Other Worlds

Other Worlds

painting by TURGO BASTIEN

As people who are fascinated by the mind, soul, consciousness, etc, our language is replete with things “inner” and things “outer,” things “internal,” and things “external.” This is a bit confusing to those who are accustomed to thinking in a literal fashion. We are not speaking literally, of course. It is not that speaking in this way is bad. It is simply a limitation of our language.

“There is a vast universe within us.” This statement is very true, very inspiring, as long as we are not thinking literally. If this is taken in a thoroughly materialistic fashion, however, it is of no value whatsoever. We enter a different mode of being when we speak this way. It is not the same mode of being as when we say, “The plate is round.” What we think of as “inner” things cannot be expressed in the same way because these belong to another level of reality.

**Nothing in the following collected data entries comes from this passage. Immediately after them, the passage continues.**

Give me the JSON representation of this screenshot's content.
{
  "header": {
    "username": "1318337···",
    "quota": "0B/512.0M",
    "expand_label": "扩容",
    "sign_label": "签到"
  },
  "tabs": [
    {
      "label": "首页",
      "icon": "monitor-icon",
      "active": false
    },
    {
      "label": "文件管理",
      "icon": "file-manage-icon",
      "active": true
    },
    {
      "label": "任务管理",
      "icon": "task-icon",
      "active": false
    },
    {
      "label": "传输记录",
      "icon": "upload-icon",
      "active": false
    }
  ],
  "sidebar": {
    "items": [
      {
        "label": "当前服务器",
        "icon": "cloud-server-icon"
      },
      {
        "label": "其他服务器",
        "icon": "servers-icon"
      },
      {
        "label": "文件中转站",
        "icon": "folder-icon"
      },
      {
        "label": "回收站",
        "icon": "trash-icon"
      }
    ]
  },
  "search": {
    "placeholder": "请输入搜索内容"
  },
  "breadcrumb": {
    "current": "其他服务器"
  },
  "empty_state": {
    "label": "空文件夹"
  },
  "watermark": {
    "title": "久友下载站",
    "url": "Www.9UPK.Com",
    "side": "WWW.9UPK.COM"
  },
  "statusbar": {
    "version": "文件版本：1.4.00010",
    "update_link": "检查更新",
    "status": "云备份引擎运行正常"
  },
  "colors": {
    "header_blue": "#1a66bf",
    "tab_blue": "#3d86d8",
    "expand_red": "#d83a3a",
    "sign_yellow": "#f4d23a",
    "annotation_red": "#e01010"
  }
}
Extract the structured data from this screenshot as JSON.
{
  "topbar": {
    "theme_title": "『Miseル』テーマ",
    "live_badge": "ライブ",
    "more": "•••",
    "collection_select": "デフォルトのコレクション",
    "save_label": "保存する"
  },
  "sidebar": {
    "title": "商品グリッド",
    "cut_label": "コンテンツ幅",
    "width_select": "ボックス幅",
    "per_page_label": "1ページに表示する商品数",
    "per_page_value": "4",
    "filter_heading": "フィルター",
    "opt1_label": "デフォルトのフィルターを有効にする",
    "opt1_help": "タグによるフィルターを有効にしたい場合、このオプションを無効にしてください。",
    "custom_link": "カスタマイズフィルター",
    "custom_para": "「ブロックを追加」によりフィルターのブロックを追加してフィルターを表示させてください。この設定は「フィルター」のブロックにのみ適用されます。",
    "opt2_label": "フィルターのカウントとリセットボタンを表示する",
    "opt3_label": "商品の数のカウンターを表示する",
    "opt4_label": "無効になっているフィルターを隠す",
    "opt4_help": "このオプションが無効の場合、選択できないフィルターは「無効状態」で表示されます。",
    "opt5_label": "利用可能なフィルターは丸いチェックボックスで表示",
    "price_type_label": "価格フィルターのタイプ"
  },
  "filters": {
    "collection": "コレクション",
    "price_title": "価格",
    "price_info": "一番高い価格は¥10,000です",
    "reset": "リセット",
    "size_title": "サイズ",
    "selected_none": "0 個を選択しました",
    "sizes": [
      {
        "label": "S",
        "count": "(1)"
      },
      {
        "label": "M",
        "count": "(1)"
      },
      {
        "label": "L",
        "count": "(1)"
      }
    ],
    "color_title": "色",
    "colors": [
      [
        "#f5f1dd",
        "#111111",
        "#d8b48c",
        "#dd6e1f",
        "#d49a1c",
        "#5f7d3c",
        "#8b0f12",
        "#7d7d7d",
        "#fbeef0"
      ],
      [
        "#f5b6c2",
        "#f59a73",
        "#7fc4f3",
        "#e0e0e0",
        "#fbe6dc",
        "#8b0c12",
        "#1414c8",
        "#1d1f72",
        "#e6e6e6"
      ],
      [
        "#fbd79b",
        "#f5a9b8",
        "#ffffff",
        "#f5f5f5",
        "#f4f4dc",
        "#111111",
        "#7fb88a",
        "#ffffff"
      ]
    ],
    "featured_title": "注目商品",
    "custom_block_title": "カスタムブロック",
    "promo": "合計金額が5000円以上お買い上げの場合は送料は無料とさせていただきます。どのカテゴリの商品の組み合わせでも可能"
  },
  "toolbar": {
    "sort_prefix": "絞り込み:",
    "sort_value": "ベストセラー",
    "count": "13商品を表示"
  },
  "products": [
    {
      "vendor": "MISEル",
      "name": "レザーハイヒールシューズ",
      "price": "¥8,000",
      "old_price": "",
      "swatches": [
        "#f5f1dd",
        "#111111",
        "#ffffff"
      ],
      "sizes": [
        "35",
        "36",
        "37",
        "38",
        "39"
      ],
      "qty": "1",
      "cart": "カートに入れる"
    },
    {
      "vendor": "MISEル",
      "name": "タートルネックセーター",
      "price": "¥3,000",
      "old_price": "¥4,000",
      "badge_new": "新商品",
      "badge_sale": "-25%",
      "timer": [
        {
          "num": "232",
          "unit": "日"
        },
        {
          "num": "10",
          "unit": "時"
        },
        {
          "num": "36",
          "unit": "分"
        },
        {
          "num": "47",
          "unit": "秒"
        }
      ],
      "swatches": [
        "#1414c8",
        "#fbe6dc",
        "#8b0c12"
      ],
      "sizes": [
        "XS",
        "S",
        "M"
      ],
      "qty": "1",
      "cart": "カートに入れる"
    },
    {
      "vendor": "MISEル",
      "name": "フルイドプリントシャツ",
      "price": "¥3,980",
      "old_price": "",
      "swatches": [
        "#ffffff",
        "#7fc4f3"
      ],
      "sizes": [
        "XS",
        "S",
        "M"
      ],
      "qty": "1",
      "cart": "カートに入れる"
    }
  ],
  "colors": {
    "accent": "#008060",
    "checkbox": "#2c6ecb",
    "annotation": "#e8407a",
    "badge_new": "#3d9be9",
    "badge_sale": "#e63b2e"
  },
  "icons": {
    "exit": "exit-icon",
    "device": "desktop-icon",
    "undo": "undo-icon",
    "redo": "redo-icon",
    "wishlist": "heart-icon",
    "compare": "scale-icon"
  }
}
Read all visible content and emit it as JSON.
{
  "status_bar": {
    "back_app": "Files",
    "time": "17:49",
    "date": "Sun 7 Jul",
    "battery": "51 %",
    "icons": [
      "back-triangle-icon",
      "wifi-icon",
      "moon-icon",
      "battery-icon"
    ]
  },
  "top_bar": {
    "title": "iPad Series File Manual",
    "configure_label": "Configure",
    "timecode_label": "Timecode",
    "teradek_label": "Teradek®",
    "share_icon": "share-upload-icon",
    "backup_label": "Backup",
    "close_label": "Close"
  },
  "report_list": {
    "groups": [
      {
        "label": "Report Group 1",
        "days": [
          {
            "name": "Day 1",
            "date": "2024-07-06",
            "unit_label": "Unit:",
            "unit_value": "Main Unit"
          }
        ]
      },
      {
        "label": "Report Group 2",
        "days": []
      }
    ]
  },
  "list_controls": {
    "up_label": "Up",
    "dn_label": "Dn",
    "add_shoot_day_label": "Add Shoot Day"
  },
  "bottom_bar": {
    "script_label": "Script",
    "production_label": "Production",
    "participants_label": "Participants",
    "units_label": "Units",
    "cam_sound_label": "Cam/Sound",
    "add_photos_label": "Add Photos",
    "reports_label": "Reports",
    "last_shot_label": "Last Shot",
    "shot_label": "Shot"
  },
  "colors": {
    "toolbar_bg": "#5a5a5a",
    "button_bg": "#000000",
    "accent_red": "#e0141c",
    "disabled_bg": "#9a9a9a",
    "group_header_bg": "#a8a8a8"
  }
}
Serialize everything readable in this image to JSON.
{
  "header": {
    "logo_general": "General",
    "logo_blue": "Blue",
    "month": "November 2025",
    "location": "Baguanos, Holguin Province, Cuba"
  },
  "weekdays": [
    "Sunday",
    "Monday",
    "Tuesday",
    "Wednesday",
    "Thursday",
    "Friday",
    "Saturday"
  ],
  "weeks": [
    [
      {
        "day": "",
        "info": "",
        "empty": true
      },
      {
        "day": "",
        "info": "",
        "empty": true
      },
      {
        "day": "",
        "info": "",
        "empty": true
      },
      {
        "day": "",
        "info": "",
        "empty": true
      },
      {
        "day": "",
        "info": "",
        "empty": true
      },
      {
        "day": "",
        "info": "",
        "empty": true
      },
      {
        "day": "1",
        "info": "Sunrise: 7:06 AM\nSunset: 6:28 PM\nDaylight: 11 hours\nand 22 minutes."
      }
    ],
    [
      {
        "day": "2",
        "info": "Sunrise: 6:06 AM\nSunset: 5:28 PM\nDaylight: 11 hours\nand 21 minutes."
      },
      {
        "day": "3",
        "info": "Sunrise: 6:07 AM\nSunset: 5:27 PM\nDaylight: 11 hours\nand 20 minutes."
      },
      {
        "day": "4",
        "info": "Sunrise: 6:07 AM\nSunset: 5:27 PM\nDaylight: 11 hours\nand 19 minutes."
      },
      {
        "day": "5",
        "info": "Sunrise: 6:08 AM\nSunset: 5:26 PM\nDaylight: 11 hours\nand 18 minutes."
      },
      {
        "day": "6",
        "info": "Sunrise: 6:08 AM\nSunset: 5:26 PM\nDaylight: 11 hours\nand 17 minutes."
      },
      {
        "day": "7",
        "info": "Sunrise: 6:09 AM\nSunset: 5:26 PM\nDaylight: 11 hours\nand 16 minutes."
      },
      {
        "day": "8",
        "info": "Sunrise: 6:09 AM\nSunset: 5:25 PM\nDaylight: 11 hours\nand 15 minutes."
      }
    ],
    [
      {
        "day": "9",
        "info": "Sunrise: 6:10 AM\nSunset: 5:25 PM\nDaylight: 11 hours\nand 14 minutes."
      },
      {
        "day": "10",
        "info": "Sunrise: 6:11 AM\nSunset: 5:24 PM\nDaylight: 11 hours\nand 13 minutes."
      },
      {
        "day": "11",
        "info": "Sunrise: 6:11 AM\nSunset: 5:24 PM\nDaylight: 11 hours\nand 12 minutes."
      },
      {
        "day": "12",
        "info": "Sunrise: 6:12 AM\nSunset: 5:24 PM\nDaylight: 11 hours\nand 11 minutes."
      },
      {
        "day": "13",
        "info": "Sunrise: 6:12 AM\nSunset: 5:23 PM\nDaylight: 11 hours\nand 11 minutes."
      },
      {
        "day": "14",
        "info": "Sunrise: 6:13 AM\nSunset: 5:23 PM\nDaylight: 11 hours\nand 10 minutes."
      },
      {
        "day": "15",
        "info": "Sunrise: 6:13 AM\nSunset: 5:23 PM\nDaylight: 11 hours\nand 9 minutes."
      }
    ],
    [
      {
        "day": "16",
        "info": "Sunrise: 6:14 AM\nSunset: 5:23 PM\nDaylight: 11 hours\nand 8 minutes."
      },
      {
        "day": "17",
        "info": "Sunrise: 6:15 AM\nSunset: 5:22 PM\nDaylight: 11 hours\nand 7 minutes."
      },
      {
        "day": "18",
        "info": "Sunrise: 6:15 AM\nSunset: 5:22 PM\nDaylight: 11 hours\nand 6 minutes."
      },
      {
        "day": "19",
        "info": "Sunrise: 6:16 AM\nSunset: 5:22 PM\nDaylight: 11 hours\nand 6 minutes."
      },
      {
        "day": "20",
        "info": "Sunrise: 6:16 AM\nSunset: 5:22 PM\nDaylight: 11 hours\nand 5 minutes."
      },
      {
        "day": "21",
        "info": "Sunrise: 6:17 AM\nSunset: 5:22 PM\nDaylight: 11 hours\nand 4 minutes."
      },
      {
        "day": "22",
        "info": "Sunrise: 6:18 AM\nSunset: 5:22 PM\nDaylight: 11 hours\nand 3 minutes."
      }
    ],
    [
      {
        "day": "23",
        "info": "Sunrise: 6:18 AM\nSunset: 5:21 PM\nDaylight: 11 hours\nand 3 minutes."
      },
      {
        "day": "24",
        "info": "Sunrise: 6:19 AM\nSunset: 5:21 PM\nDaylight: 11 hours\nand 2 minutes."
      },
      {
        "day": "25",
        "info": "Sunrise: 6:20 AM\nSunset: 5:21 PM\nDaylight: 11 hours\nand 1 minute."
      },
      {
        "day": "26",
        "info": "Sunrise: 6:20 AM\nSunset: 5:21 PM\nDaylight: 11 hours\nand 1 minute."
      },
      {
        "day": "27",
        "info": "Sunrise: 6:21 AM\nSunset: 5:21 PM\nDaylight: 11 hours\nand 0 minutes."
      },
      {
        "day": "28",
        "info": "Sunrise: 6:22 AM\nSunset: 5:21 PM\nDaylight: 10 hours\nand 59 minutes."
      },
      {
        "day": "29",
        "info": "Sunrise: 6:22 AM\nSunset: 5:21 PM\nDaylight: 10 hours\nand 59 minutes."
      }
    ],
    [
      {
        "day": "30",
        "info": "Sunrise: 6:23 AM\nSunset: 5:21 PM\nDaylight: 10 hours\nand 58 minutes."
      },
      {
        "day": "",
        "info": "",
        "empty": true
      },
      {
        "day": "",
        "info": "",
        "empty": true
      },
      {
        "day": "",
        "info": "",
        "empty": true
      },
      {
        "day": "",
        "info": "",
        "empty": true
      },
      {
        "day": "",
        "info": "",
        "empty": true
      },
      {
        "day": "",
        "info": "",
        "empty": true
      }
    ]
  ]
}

There are multiple levels of reality, myriad levels of being. Empirical reality is only one mode; in fact, it is the lowest form of being. We in the West have forgotten how to think and speak about any other level of reality than what we experience with our five physical senses. This, however, is changing. Everyday, I see more evidence of a change in thought. It seems that more and more people are becoming more aware of deeper, more soulful, ways of thinking. Could this be occurring because our Sun is rising; a transformation of consciousness, foretold of for centuries, is occurring?

The sphere of physical matter is the realm of Malkuth, the tenth sephirot in the Kabbalistic Tree of Life. Even though the realm of empirical reality is the lowest, it is not without Soul. There are great mysteries yet to be discovered in Nature, especially in the way it points, with its plethora of metaphors, to more profound spheres of reality. A good example of this is contained in my essay on Trees.

Western science has been dominated by the materialistic, objective point of view for centuries. We have come to regard any other scientific method as inferior.

Most problematically, meaningful understanding of the world is lost because our ‘objective’ analyses have denied the language of human experience in this cannon of ‘truth’. Meaning however, is manifest only in the context of interrelation. The ‘objective’ lens of the scientist enforces the separation between the observer and the observed and thus denies the web of relationships which we experience in life. It is not surprising then, that nothing remotely resonant with our living experience has emerged out of this vast array of inert information. It is not surprising that we find ourselves in a time of ecological crisis and alienation from nature: through this veil of objectivity we have severed our meaningful relationships with Her, and therefore, the obligation to interact with nature responsibly. How then do we transcend this mechanistic world view and heal our relationship to the earth (Natasha Myers, Exploring Goethean Science)?

There is a different path, however, to science. Johann Wolfgang von
Goethe devised a scientific methodology that was more holistic. Goethean science may hold the key to doing true science.

We are always fascinated by how organisms grow. How, for example, does the magnificent beech tree arise from its tiny seed? How do we explain its form as it changes through time? Biologists are always looking for explanations to get at the mechanisms behind the phenomenon. Goethean scientists on the other hand, seek an understanding of processes by delving into the phenomenon experientially (ibid.)

I invite you to read further about Goethe’s scientific methodology. It is truly fascinating and inspirational. Rudolf Steiner expounded Goethe’s ideas, as well, in his own scientific thinking. It is a more phenomenologically and participatory method, where there is no separateness between observer and observed.

“Inner” and “outer” are metaphors that attempt to communicate modes of being which we experience. They are images to assist our understanding. Our culture, when it began to emphasize materiality and causality (“outer” things) grew less and less aware of the higher spheres of being. As science concentrated on cracking the mysteries of physical matter, and, because its methodology could not deal with any other mode of being, it excluded all other realities, deeming them “imaginary.” The more subtle worlds (“inner” things) are much more mysterious to us who are more acclimated to this physical world.